Okay, das war der klitzekleine Haken an der Geschichte. Eine Waffe hatte Ralfi Schmidtmüller beim Überfall auf dem Sportplatz nicht dabeigehabt.
»Siehste!«, triumphierte Curly. »Der erschießt niemanden. Der hatte nur ein schlechtes Gewissen, weil er mich rausgeschmissen hat, als ich die Schule verkackt habe. Und weil plötzlich die Nachbarn in der Zeitung lesen konnten, was los ist. Jetzt will er wiedergutmachen, dass ich ihm eigentlich am Arsch vorbeigehe.«
»Dann würde er nicht Amok laufen«, widersprach Danner.
Darüber musste Curly nachdenken.
»Wie haben Sie denn meinen … meinen Vermieter kennengelernt?«, fragte sie dann kleinlaut. »Hat Stani etwa nach mir gesucht?«
Danner trommelte mit den Fingern auf das Lenkrad. »Ich hätte lieber durch Sie von Stanis Tätigkeit erfahren«, bemerkte er.
»Jetzt führt Ihr Vermieter jedenfalls gerade lange Gespräche mit der Polizei«, informierte ich Curly.
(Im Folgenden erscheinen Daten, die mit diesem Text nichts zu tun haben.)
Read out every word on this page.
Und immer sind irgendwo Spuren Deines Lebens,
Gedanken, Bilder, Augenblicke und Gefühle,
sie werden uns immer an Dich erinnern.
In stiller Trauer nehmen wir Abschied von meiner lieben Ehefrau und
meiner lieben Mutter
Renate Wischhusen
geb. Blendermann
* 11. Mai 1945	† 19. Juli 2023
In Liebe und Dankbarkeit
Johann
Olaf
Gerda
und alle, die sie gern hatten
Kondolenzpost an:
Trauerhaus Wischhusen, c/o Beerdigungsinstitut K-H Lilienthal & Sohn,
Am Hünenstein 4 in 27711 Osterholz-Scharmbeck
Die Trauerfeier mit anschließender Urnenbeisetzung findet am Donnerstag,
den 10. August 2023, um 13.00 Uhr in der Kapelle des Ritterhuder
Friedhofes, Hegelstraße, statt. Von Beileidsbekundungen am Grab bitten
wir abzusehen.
Das Mädchen atmete zischend ein.
Danner parkte auf dem Bordstein vor einem zweistöckigen Mehrfamilienhaus in Bochum-Wiemelhausen.
»Mo! Oh, mein Gott, Mo!«
Moesha Schmidtmüllers Mutter Elvira war eine füllige Frau mit kurzem, blondiertem Haar und extravagantem Augen-Make-up. Ihre Nase erschien mir unnatürlich klein und ihr Mund blieb immer leicht geöffnet. Ihr Gesicht erinnerte an eine Perserkatze, deren Riechorgan so winzig gezüchtet worden war, dass es zum Atmen nicht mehr taugte und die deshalb das Maul geöffnet hielt, um Luft zu bekommen. Ich fragte mich, ob ein experimentierfreudiger Chirurg versucht hatte, Elvira Schmidtmüllers Gesicht dem Perserkatzenideal anzugleichen.
Die Frau drückte Curly an ihren wogenden Busen. Na ja, um genau zu sein, drückte sie Curlys Bauch an ihre Brust, denn das Mädchen war einen Kopf größer als sie.
Tatsächlich legte Curly ihre Arme um Elvira Schmidtmüllers runde Schultern: »Es tut mir so leid, dass ich Paps da mit reingezogen habe.«
Das hochgewachsene dürre Mädchen mit der Afromähne, den teuren Jeans und dem Kapuzensweater ähnelte seiner Mutter ungefähr so sehr wie eine Giraffe einem Rhinozeros. Curlys leiblicher Vater musste groß, dünn und dunkelhäutig gewesen sein, so viel war klar.
»Mo! Du bist wieder da!« Ein vielleicht elfjähriges, dickliches Mädchen mit einem rosa Haarreifen in den langen blonden Haaren kam den Flur entlanggesaust. Sie umarmte Curly und presste ihr Ohr auf Bauchhöhe an sie.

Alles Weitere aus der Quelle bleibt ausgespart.